Cuanto mayor es el peso molecular, más larga es la bobina y más lenta va la molécula. Por lo tanto, electroforesis + SDS se separa sobre la base del peso molecular, no sobre la base de la carga nativa. Nota importante: las proteínas de la misma longitud normalmente no se pueden separar mediante electroforesis en gel + SDS.
¿Cómo se separan las proteínas del mismo peso molecular?
La centrifugación, la electroforesis y la cromatografía son las técnicas más comunes para purificar y analizar proteínas. La centrifugación separa las proteínas en función de su tasa de sedimentación, que está influenciada por su masa y forma.
¿Qué técnicas separan las proteínas en función de la carga?
Las proteínas se pueden separar en función de su carga neta mediante cromatografía de intercambio iónico. Si una proteína tiene una carga neta positiva a pH 7, por lo general se unirá a una columna de perlas que contienen grupos carboxilato, mientras que una proteína con carga negativa no lo hará (Figura 4.4).

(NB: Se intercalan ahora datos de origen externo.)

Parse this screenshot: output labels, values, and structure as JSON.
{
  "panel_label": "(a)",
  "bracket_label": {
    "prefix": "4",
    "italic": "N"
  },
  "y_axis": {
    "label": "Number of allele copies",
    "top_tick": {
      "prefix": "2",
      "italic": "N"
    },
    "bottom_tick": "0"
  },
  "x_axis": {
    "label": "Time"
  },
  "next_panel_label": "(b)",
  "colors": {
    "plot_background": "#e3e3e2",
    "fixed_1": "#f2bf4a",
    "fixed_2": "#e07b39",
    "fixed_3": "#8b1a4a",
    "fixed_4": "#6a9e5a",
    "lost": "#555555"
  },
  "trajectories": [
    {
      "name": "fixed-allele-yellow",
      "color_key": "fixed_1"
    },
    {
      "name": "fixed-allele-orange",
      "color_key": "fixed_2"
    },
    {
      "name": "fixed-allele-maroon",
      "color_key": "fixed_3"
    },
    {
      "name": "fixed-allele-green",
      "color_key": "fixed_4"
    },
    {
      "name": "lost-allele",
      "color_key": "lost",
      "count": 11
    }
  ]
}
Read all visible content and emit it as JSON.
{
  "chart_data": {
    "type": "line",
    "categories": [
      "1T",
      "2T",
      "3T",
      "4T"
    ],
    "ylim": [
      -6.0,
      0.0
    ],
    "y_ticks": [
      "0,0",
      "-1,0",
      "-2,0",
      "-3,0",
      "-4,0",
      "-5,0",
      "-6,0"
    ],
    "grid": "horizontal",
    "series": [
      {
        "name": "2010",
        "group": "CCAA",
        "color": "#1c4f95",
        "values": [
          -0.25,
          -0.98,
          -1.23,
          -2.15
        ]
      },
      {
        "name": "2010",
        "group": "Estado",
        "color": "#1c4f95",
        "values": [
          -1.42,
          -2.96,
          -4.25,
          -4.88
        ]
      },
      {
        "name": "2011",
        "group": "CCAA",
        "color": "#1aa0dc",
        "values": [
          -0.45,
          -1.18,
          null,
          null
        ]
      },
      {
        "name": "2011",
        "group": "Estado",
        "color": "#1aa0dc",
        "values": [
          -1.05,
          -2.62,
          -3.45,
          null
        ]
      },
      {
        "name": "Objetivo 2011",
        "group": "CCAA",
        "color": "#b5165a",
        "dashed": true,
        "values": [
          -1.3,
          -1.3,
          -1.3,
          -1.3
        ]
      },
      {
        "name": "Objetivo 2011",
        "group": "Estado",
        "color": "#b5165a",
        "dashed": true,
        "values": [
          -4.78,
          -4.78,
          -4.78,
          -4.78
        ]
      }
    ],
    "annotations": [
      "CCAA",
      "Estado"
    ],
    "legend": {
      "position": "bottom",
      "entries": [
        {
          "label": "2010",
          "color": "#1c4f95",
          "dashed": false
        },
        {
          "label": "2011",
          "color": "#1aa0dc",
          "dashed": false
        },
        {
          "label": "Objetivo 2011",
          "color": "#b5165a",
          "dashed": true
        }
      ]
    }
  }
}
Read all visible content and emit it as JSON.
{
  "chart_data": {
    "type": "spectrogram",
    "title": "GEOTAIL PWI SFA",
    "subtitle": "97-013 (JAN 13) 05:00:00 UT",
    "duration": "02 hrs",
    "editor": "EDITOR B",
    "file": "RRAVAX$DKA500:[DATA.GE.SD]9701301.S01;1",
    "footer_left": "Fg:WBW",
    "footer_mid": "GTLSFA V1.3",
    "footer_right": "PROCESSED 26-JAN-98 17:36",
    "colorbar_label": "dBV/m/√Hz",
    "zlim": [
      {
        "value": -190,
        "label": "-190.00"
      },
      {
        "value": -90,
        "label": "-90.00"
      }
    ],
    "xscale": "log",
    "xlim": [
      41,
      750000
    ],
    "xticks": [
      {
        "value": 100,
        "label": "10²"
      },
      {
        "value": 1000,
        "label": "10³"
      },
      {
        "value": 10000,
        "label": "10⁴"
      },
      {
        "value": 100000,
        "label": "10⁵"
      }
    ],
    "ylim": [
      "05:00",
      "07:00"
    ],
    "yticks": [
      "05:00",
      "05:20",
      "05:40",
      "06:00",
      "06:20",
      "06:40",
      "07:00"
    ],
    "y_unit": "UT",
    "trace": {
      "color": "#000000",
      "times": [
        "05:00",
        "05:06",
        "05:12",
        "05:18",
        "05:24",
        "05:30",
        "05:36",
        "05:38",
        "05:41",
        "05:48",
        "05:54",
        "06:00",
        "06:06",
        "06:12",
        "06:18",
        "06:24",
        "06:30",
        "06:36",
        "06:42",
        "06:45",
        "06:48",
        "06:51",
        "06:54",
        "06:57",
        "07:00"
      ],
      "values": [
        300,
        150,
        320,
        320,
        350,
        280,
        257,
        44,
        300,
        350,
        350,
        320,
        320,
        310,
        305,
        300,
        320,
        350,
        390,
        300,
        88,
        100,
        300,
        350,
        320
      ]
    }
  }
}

¿Cuál de las siguientes técnicas es la más adecuada para separar proteínas en función del peso molecular?
Los métodos de cromatografía basados en partición son muy efectivos en la separación e identificación de moléculas pequeñas como aminoácidos, carbohidratos y ácidos grasos. Sin embargo, las cromatografías de afinidad (es decir, la cromatografía de intercambio iónico) son más eficaces en la separación de macromoléculas como ácidos nucleicos y proteínas.
Qué tipo de columnala cromatografía separa las proteínas en función del peso molecular?
La cromatografía de filtración en gel (GF) separa las proteínas únicamente en función del tamaño molecular. La separación se logra utilizando una matriz porosa a la que las moléculas, por razones estéricas, tienen diferentes grados de acceso, es decir, las moléculas más pequeñas tienen mayor acceso y las moléculas más grandes quedan excluidas de la matriz.